By the 4th inning, most of our players had shown up and the little field was transforming into the madhouse I have heard so much about.  Families arrived and set up their things in the stands.  The announcer had his PA system at full blast.  The place was coming alive.  Our regular right fielder who played in the Mets organization arrived and I moved to my 3rd base.   We loaded the bases in the 5th inning and sent our regular catcher whose name happens to be Jose Reyes in to pinch hit now that he was ready.  In the Zorrilla, it is a bit difficult to decipher who is who and where anyone has played prior, but Jose has clearly played some baseball.  When I met him at our exhibition game a few weeks ago, he shook my hand and smiled – “shook” is a bit misleading, I put my hand in his where it disappeared momentarily before he was kind enough to return it to me.  I just looked him up on Baseball Reference, a website that lists baseball players and their stats.  He played from 1994-2002 in the Pittsburgh Pirates organization.  On “BR” he is listed at 6’1, 188lbs.  But either the scale was broken that day, or he has grown.  I would guess he is 6’1”, 240 pounds, solid muscle.  His head is two of mine.  I had asked Shlo to from now on please if I am going to meet someone of that size to warn me so I can interact with said individual minus the look of shock.  The Indians brought in a new pitcher to face Jose, and he proceeded to hit a bases clearing line-drive in left center field, we’re winning 5-4.  If he had any air under it at all, it would have cleared Atlantic Ave, and possibly the Atlantic Ocean.  And we never turned back.  I finished 1 for 3 with a walk, fly out to left, fly out to right, and an RBI double to bring home our final run of the day in that order and officially made it through my first game in El Zorrilla.  My leg hurt a little when I hit the double, but in general, the apparatus feels pretty good.  Just need to keep on top of the program every day.

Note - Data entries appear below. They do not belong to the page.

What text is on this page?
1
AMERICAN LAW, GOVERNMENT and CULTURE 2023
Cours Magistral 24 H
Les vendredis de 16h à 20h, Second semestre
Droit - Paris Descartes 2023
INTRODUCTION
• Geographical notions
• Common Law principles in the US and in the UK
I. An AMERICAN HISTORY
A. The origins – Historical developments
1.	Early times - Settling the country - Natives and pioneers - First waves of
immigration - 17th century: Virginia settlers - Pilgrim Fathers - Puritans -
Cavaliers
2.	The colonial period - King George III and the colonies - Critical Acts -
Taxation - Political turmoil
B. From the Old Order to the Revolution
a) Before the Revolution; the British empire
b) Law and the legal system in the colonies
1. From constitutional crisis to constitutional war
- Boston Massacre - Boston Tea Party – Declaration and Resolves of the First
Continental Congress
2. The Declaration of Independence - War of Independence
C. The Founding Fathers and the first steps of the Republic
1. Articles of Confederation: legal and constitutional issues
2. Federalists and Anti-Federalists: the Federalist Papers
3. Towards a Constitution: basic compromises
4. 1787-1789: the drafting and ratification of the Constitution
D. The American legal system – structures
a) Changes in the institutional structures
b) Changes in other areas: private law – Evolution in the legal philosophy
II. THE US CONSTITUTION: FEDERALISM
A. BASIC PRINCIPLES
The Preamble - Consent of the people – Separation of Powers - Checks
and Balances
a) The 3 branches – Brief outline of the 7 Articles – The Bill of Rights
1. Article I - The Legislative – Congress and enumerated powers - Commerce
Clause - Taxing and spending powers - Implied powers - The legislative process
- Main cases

The A’s in the dugout. That’s Shlo in the foreground!

Have another game tomorrow night in the Bronx with the Thunder Dogs.  And am going to the Mets game tonight with David.  Dave is 17.  He’s one of the kids I coach.  I have known him since he was 10 and even went to his Bar Mitzvah.  His mom, Robin, passed away last week.  So Dewey and I are taking him to the game tonight to get his mind of things.  This blog post is for you, Dave.  You’re the best!